In Orange County, for instance, rock red Republican Rep. Dana Rohrabacher’s seat is a toss-up—in which the Democratic Party has endorsed stem cell researcher Hans Keirstead and the DCCC is backing Keirstead’s rival, Harley Rouda, an Orange County real estate investor.
In the race for retiring Ed Royce’s congressional seat, out California Democratic Party Chair Eric Bauman had to intervene in the public contretemps between Democrats Gil Cisneros and Andy Thorburn.“The opportunity to win this seat is too important for the two leading Democrats to squander it by focusing our fire on each other,” the two candidates finally said in a joint statement declaring a truce. “In order to flip the 39th District, it is essential that at least one of us make it through the June primary.”
Equality California executive director Rick Zbur tells the Los Angeles Blade, “our goal really has been to replace all the sitting [anti-LGBT] incumbents.” But it’s not a breeze. Trump colluder Devin Nunes in Congressional District 22 or Rep. Duncan Hunter in CD 50, who is under federal investigation, remain popular in their districts.
Zbur says progressive groups having been trying to dislodge some of the weaker Democrats to avoid the risk of two Republicans getting in the run off. “Most of us ended up going our ways and just picking our best candidate,” he says, “narrowing it down to one or two candidates that we thought were the strongest.” For instance, Equality California picked Harley Rouda in the Rohrabacher race.
In the contest to fill retiring anti-LGBT Rep. Darrell Issa’s seat, Equality California believes Sara Jacobs is the strongest of the four good Democratic candidates running. Jacobs, who formerly worked for Hillary Clinton, “has both a transgender brother and a gender non- conforming sibling and so her understanding of the LGBTQ social justice and civil rights issues is unique, really stronger than what we’ve seen from any ally candidates,” Zbur says. “So this is a pretty important race for us,” adding “this is one of the races where we’re worried that two Republicans could get in.”

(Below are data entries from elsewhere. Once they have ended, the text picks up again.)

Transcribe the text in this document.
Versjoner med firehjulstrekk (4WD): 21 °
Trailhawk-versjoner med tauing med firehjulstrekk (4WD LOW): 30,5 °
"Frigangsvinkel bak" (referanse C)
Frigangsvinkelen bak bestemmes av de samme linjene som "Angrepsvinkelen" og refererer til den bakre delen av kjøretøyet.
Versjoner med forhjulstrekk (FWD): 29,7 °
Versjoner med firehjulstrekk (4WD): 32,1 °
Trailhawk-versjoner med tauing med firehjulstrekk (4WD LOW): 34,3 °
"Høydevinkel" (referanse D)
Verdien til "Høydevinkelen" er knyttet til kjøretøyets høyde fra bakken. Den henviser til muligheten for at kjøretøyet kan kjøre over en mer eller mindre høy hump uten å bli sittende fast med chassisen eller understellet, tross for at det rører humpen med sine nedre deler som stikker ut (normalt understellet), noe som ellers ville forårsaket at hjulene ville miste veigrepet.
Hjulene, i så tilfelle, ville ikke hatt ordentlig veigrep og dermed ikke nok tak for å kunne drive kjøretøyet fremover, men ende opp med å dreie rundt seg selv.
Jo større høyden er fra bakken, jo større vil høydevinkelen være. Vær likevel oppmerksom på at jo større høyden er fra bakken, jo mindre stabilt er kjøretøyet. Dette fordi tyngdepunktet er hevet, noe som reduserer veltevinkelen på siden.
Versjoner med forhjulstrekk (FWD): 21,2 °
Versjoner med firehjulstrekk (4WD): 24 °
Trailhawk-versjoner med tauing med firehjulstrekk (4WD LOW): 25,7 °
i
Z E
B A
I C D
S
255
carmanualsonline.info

Another race that has been generating angst among progressives is between Dave Min and Katie Porter hoping to boot Republican Rep. Mimi Walters. Porter has TV ads featuring endorsements from progressive Sens. Kamala Harris and Elizabeth Warren. But Min has the endorsements of the CDP, Equality California and a number of progressive groups.
“We think he is going to be the stronger general election candidate,” says Zbur. “Katie Porter is great. Obviously, a strong progressive. They both were amazingly strong on LGBTQ issues—but ultimately we went with Min,” who has outraised Porter in money. Zbur notes that polling in the largely Asian Pacific Islander district indicates he performs well with Democrats, “but is also stronger in the Decline to State, which you need to pick up that seat.”
One seat that Equality California really wants to win is the CD 25 seat held by Steve Knight, son of anti-LGBT hater Pete Knight of Prop 22 “Knight Initiative” infamy. “We’ve got three candidates in that primary, two of which are LGBTQ candidates. We have endorsed Katie Hill, who is bisexual. She’s the top fundraiser in the district,” Zbur says. “Her closest competitor is the nominee from last year, Bryan Caforio, who is also very good on our issues but an ally.” The third candidate is self-described “grassroots scientist” Jess Phoenix, who’s in third place.
If Hill wins the primary, Zbur says, “that’s going to set up an interesting dynamic where we’ve got an LGBTQ candidate running against someone from the Knight family with that whole anti-LGBTQ history.”
Will the June 5 jungle primary generate enough Democratic voter enthusiasm to win back the House or will Republicans win their Trumpian crapshoot?